Defense attorneys have described Salman as a simple woman with a low IQ who was abused by her husband, and who didn’t know of his plans because he concealed much of his life from her. They will present their closing arguments later Wednesday.
Sweeney said Salman didn’t know that Mateen was going to the Pulse nightclub on the night of the attack — she thought he was at Disney World. They two had visited Disney in the days before the attack, according to one of her statements to federal authorities.
“The target of that terrorist attack was not the Pulse nightclub,” Sweeney said. “The target of the attack was Disney.”
Sweeney showed a video of the Disney Springs complex that captured Mateen walking near the House of Blues club in the hours before the Pulse attack. In it, he looks behind him at police officers standing nearby.
“He had to choose a new target,” she said.
Sweeney said Salman “knowingly engaged in misleading conduct” when she spoke to the FBI in the hours after the attack.

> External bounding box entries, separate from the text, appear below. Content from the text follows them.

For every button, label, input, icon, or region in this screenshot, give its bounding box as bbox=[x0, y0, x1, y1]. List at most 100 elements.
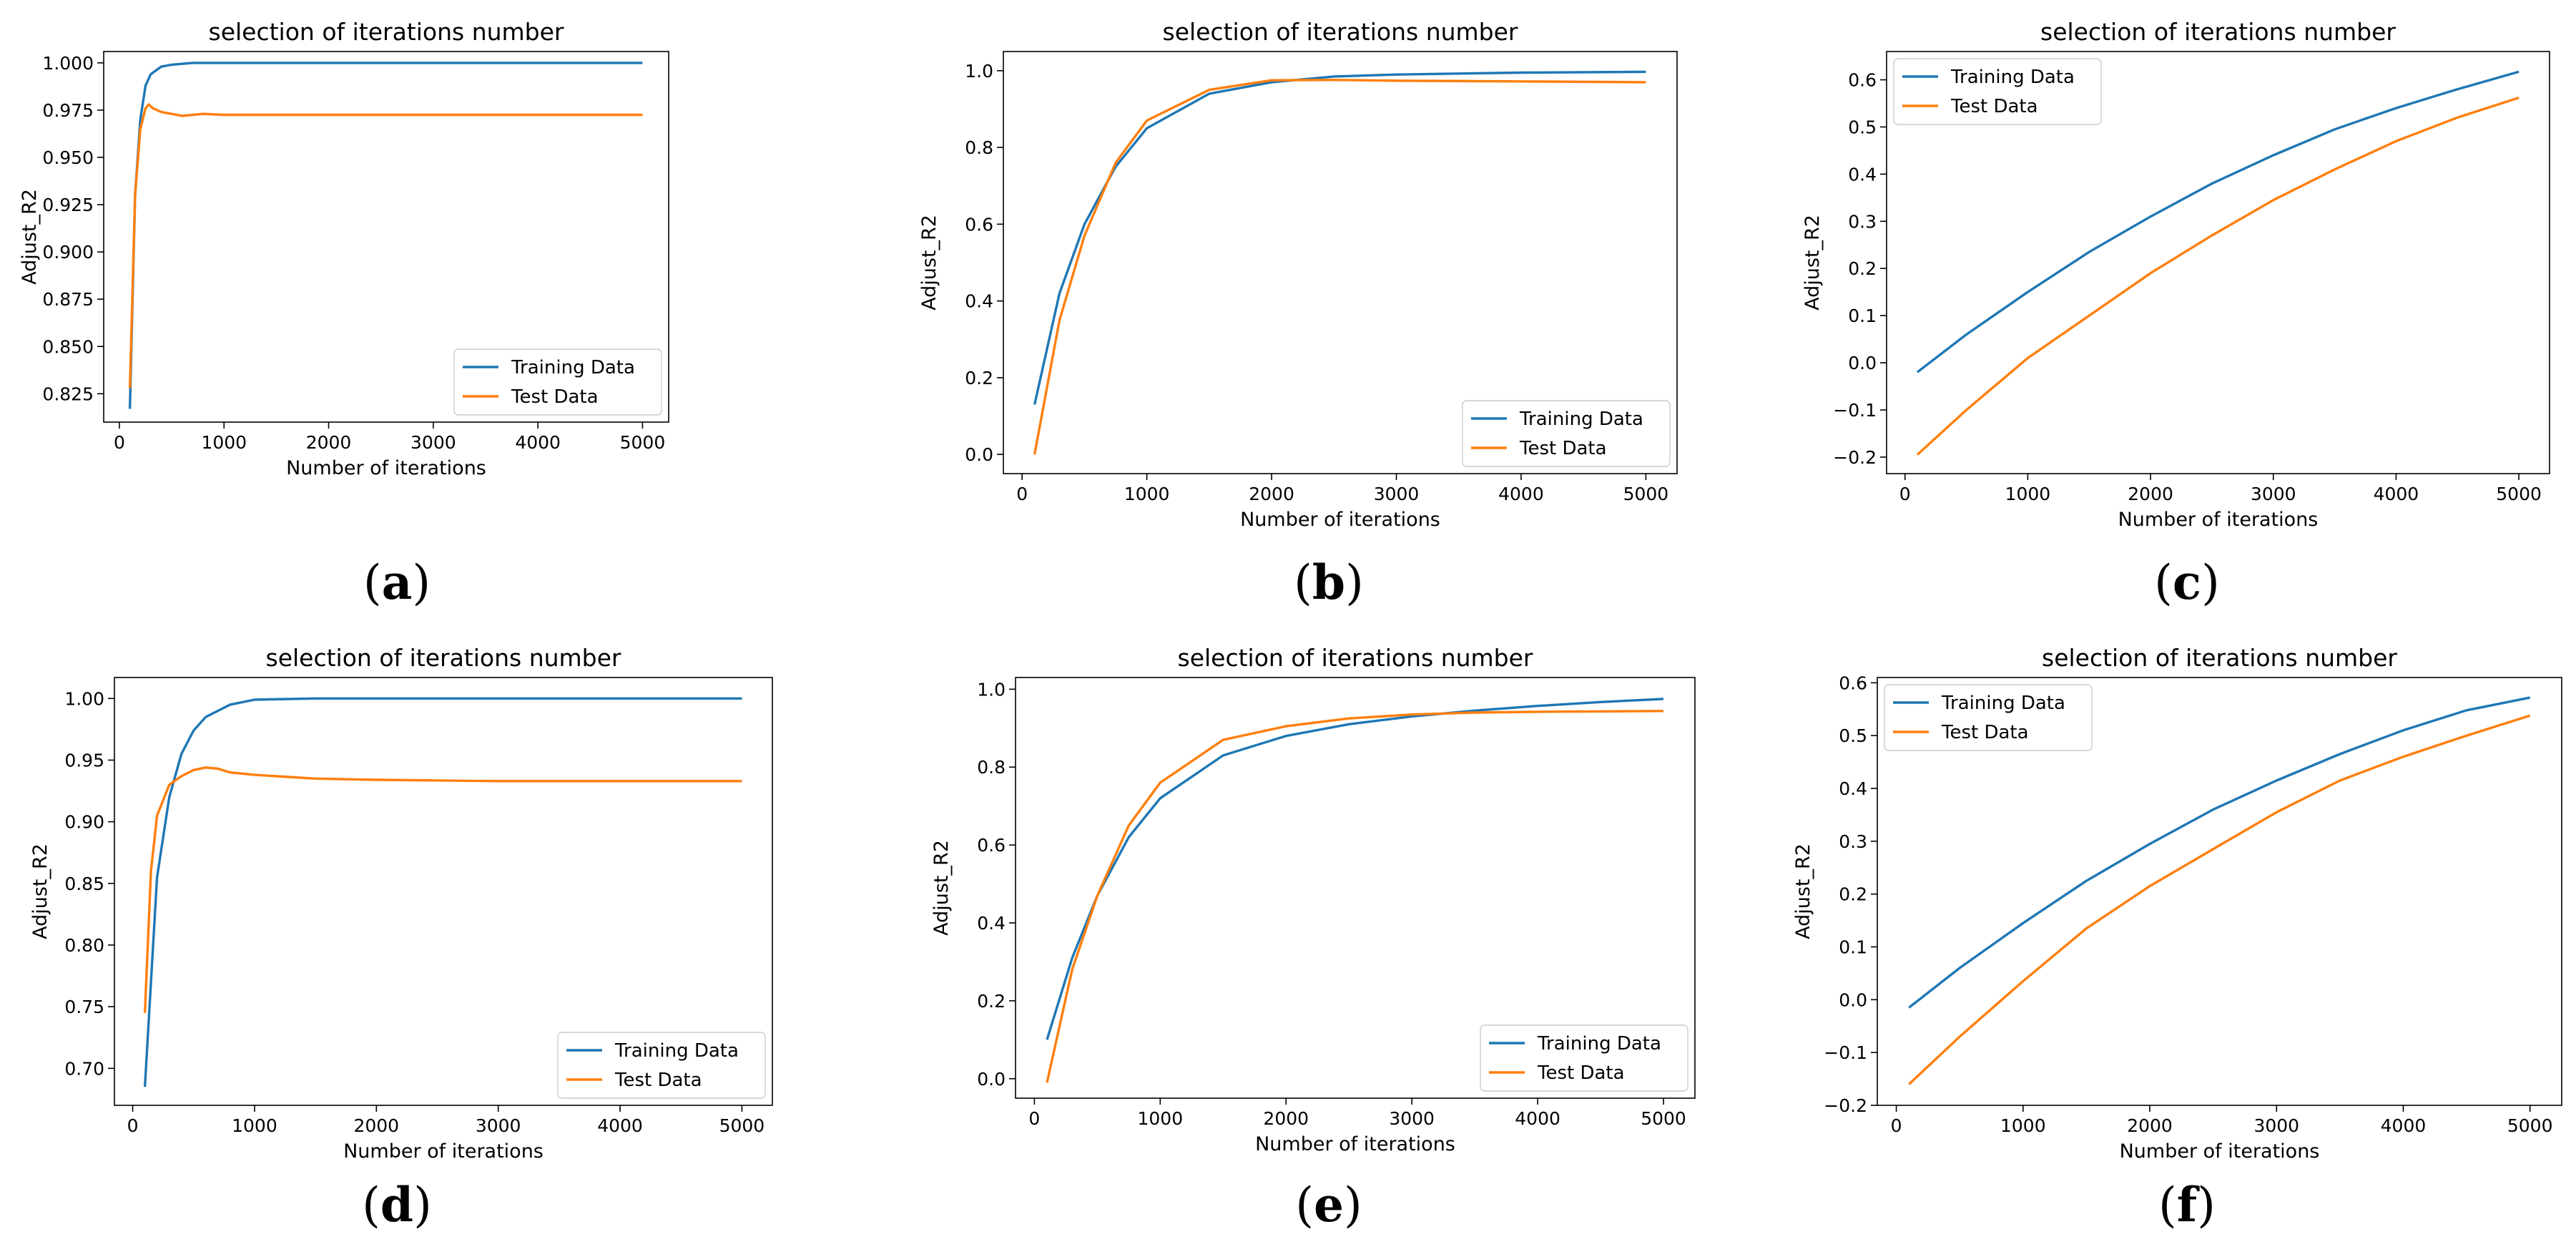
x-tick-label: 1000 bbox=[2005, 484, 2051, 504]
x-tick-label: 0 bbox=[1028, 1108, 1040, 1129]
x-axis-label: Number of iterations bbox=[2120, 1140, 2320, 1163]
training-data-line bbox=[143, 697, 742, 1087]
x-tick-label: 1000 bbox=[1138, 1108, 1184, 1129]
y-tick-label: 0.0 bbox=[965, 444, 993, 465]
legend-label-training: Training Data bbox=[1519, 409, 1643, 430]
caption-open: ( bbox=[2158, 1178, 2177, 1233]
caption-open: ( bbox=[1294, 555, 1312, 610]
caption-open: ( bbox=[363, 555, 382, 610]
x-tick-label: 2000 bbox=[306, 432, 352, 453]
x-tick-label: 1000 bbox=[1124, 484, 1170, 504]
legend-box bbox=[557, 1032, 766, 1099]
x-tick-label: 5000 bbox=[1641, 1108, 1686, 1129]
x-tick-label: 0 bbox=[1891, 1115, 1902, 1136]
legend-label-test: Test Data bbox=[511, 386, 599, 408]
panel-caption: (b) bbox=[1294, 554, 1364, 610]
y-tick-label: 0.6 bbox=[977, 835, 1006, 856]
y-tick-label: 0.975 bbox=[42, 100, 94, 121]
y-tick-label: −0.2 bbox=[1824, 1095, 1867, 1116]
x-axis-label: Number of iterations bbox=[1255, 1133, 1455, 1155]
y-tick-label: 0.5 bbox=[1848, 117, 1877, 137]
x-tick-label: 3000 bbox=[2253, 1115, 2299, 1136]
x-tick-label: 3000 bbox=[1389, 1108, 1435, 1129]
test-data-line bbox=[143, 766, 742, 1013]
y-tick-label: 0.1 bbox=[1839, 937, 1867, 958]
y-tick-label: 0.70 bbox=[64, 1058, 104, 1079]
x-tick-label: 0 bbox=[1016, 484, 1028, 504]
y-tick-label: 0.2 bbox=[965, 368, 993, 388]
y-tick-label: 0.950 bbox=[42, 147, 94, 168]
caption-close: ) bbox=[413, 1178, 432, 1233]
caption-open: ( bbox=[2154, 555, 2173, 610]
axes-frame bbox=[1877, 677, 2562, 1106]
x-tick-label: 3000 bbox=[1374, 484, 1420, 504]
chart-panel-a: selection of iterations number 0 1000 2000 3… bbox=[19, 18, 669, 610]
y-tick-label: 1.0 bbox=[977, 679, 1006, 700]
x-tick-label: 4000 bbox=[2381, 1115, 2427, 1136]
legend-label-training: Training Data bbox=[1950, 67, 2075, 88]
x-tick-label: 2000 bbox=[2127, 1115, 2173, 1136]
x-tick-label: 2000 bbox=[1263, 1108, 1309, 1129]
legend: Training Data Test Data bbox=[453, 348, 662, 416]
x-axis-label: Number of iterations bbox=[2118, 509, 2319, 531]
axes-frame bbox=[103, 51, 669, 423]
training-data-line bbox=[1046, 698, 1664, 1040]
chart-title: selection of iterations number bbox=[209, 18, 564, 46]
y-tick-label: 0.95 bbox=[64, 750, 104, 771]
caption-letter: b bbox=[1312, 554, 1345, 610]
legend-label-test: Test Data bbox=[1519, 438, 1607, 459]
legend-label-training: Training Data bbox=[1537, 1033, 1661, 1055]
y-tick-label: 0.85 bbox=[64, 874, 104, 894]
y-tick-label: 0.4 bbox=[1839, 778, 1867, 799]
legend-box bbox=[453, 348, 662, 416]
x-tick-label: 0 bbox=[114, 432, 125, 453]
x-tick-label: 4000 bbox=[2374, 484, 2419, 504]
legend: Training Data Test Data bbox=[1884, 684, 2093, 751]
x-tick-label: 3000 bbox=[476, 1115, 521, 1136]
chart-title: selection of iterations number bbox=[1178, 644, 1533, 672]
caption-letter: a bbox=[382, 554, 413, 610]
x-axis-label: Number of iterations bbox=[343, 1140, 544, 1163]
y-tick-label: 0.2 bbox=[977, 991, 1006, 1012]
y-tick-label: 1.00 bbox=[64, 688, 104, 709]
caption-close: ) bbox=[2201, 555, 2220, 610]
x-tick-label: 4000 bbox=[597, 1115, 643, 1136]
axes-frame bbox=[114, 677, 773, 1106]
y-tick-label: 0.0 bbox=[1848, 353, 1877, 373]
chart-panel-f: selection of iterations number 0 1000 2000 3… bbox=[1792, 644, 2562, 1233]
legend-label-test: Test Data bbox=[1950, 96, 2038, 117]
chart-title: selection of iterations number bbox=[2040, 18, 2396, 46]
legend-label-training: Training Data bbox=[614, 1040, 739, 1062]
x-tick-label: 4000 bbox=[1515, 1108, 1560, 1129]
caption-letter: c bbox=[2173, 554, 2201, 610]
x-tick-label: 5000 bbox=[2507, 1115, 2553, 1136]
y-tick-label: 0.900 bbox=[42, 242, 94, 263]
y-tick-label: 0.6 bbox=[1839, 672, 1867, 693]
panel-caption: (f) bbox=[2158, 1177, 2216, 1233]
x-tick-label: 2000 bbox=[1249, 484, 1294, 504]
x-tick-label: 2000 bbox=[353, 1115, 399, 1136]
x-tick-label: 1000 bbox=[201, 432, 247, 453]
x-tick-label: 5000 bbox=[719, 1115, 765, 1136]
x-tick-label: 2000 bbox=[2128, 484, 2173, 504]
x-axis-label: Number of iterations bbox=[286, 457, 486, 479]
y-tick-label: 0.90 bbox=[64, 812, 104, 833]
y-tick-label: 0.875 bbox=[42, 289, 94, 310]
y-tick-label: 0.4 bbox=[1848, 164, 1877, 185]
x-tick-label: 4000 bbox=[1498, 484, 1544, 504]
test-data-line bbox=[1033, 78, 1646, 455]
y-tick-label: 1.0 bbox=[965, 61, 993, 82]
y-tick-label: 0.8 bbox=[977, 757, 1006, 778]
y-tick-label: 0.825 bbox=[42, 383, 94, 404]
legend: Training Data Test Data bbox=[1480, 1024, 1688, 1092]
caption-close: ) bbox=[412, 555, 431, 610]
y-tick-label: −0.2 bbox=[1833, 447, 1877, 468]
y-tick-label: 0.8 bbox=[965, 137, 993, 158]
training-data-line bbox=[1916, 70, 2520, 373]
y-tick-label: 0.4 bbox=[965, 291, 993, 312]
y-tick-label: 0.2 bbox=[1848, 258, 1877, 279]
chart-title: selection of iterations number bbox=[1163, 18, 1518, 46]
chart-panel-c: selection of iterations number 0 1000 2000 3… bbox=[1801, 18, 2550, 610]
y-tick-label: 0.0 bbox=[1839, 989, 1867, 1010]
x-tick-label: 3000 bbox=[411, 432, 456, 453]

Prosecutors said she claimed her husband didn’t use the internet in their home, but he did. She also told investigators that Mateen had deactivated his Facebook account in 2013, but investigators found that he had an account up until the month of the shooting and was friends with his wife. She said her husband only had one gun when he had three, and that he wasn’t radicalized even though prosecutors said he spent time watching beheading videos and looking at ISIS sites.
Sweeney also said that Mateen had bought a baby stroller and doll at Walmart on June 11 — the day before the attack — and had a plan to hide a gun in the stroller while going to Disney.
The case went to jury deliberation shortly before 1:45 p.m.